Since reading the manga though...it's admittedly hard to go back. It's easy to notice the material that was cut out, and I can't help but miss its presence. Guts' childhood in particular stands out the most to me personally. It feels awfully rushed, and the omission of Donovan had a bit of a cascading effect on later events that really hurt the story; Guts and Casca's love scene in the manga is beautiful in how we see Guts break down from years of repressed trauma catching up to him, followed by Casca helping him finally heal from it, but we don't get that from the anime, which made their relationship feel nowhere near as deep as it was supposed to be. And then there's the subject of the ending; it's too abrupt, it leaves tons of holes, and little effort is done to build the bridge between the last and first episode. If they really wanted to make the series feel like something that could stand on its own, then they should have at least adapted the rest of the Golden Age arc. It would have given the anime a greater sense of closure than just suddenly jumping out of the Eclipse and showing Guts walking out of Godot's without any explanation on how he got out alive.

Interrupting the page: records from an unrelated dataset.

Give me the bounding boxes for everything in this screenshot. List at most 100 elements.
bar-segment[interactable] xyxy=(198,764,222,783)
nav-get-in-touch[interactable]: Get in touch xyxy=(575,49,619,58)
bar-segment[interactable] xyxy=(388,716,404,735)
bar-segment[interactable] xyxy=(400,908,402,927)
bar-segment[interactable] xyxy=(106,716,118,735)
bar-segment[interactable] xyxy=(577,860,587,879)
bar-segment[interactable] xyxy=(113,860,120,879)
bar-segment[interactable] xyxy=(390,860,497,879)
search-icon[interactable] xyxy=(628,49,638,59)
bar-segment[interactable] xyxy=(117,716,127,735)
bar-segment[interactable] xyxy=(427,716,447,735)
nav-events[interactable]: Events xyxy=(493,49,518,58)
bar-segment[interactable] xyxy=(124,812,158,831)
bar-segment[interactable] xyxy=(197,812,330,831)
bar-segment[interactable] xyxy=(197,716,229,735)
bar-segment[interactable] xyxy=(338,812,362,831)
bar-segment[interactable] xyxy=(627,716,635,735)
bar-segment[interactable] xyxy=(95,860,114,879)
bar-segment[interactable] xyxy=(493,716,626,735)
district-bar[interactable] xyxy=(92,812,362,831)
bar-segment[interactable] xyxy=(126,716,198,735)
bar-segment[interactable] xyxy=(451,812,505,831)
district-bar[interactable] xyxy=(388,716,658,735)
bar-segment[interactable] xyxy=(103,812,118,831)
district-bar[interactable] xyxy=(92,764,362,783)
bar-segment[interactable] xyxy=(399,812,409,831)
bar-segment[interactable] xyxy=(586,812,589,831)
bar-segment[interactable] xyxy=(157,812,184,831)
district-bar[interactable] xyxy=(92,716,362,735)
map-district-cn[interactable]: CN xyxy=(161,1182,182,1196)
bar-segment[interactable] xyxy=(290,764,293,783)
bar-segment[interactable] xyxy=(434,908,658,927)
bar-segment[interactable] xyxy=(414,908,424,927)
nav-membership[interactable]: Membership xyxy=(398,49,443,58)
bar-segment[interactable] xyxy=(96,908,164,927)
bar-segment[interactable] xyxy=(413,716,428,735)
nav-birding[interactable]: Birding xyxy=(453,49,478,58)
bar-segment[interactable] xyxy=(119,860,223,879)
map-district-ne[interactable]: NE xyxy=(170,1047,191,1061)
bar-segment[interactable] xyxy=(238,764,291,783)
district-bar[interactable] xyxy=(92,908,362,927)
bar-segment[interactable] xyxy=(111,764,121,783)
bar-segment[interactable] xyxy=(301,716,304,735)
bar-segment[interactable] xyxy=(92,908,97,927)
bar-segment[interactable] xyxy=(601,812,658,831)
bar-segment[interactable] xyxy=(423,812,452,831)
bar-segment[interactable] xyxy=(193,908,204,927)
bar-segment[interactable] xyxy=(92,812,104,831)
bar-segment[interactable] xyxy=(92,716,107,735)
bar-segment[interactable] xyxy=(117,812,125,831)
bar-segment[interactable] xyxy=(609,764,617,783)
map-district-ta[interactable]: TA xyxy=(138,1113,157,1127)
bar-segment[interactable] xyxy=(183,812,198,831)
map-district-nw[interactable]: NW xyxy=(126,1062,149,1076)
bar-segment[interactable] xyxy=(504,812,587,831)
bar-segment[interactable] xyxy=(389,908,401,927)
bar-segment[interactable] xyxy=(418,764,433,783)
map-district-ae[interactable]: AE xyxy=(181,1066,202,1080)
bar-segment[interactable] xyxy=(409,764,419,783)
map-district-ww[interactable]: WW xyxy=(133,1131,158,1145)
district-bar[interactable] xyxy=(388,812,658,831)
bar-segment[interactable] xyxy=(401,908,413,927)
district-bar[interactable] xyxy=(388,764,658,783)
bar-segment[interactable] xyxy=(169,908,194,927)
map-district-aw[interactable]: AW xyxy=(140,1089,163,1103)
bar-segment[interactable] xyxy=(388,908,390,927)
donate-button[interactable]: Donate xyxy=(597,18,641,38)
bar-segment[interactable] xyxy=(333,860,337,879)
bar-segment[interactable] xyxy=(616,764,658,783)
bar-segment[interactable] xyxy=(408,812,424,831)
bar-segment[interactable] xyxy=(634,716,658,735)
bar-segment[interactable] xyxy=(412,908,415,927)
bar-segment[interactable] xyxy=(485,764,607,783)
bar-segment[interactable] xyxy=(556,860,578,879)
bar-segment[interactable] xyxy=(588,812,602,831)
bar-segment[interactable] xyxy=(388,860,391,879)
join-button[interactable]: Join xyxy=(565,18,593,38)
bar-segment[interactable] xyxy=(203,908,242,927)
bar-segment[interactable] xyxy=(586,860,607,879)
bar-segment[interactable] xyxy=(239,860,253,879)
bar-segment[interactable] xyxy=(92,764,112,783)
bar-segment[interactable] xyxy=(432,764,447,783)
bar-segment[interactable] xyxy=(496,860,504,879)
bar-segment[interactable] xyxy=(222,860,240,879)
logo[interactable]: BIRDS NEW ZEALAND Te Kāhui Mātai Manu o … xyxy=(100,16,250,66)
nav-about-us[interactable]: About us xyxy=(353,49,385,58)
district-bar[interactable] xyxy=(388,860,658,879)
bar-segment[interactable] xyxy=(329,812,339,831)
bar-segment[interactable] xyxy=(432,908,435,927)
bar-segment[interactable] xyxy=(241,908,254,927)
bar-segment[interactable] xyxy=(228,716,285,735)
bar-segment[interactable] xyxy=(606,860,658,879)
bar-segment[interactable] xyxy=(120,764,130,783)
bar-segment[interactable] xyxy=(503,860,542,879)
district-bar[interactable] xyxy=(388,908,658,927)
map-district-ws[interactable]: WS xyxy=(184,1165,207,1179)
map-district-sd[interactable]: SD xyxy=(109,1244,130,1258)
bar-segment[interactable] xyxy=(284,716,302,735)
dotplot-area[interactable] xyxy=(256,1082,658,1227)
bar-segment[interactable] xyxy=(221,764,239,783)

Still, I guess it did its job. It left me wanting more and got me into reading the manga, which would probably have flown under my radar had I not watched it, so I'm glad it was made. Though I can't help but wonder if that makes me a hypocrite because I do NOT have the same sentiments towards the movies or the 2016 series. Sure, they got people talking about Berserk and may have attracted more fans, but everything about them is just so terrible that I can't help but think they give people the wrong impression. I know for a fact that if they were where I got my first impression of the series, then I wouldn't have ever given Berserk the time of day; I would assume the manga is as trashy as they were and ignore it completely. Worse, the fact that we now have three anime series all made completely separate of each other is just generating a lot of confusion about where people are supposed to start or where they're supposed to go after they finish one series.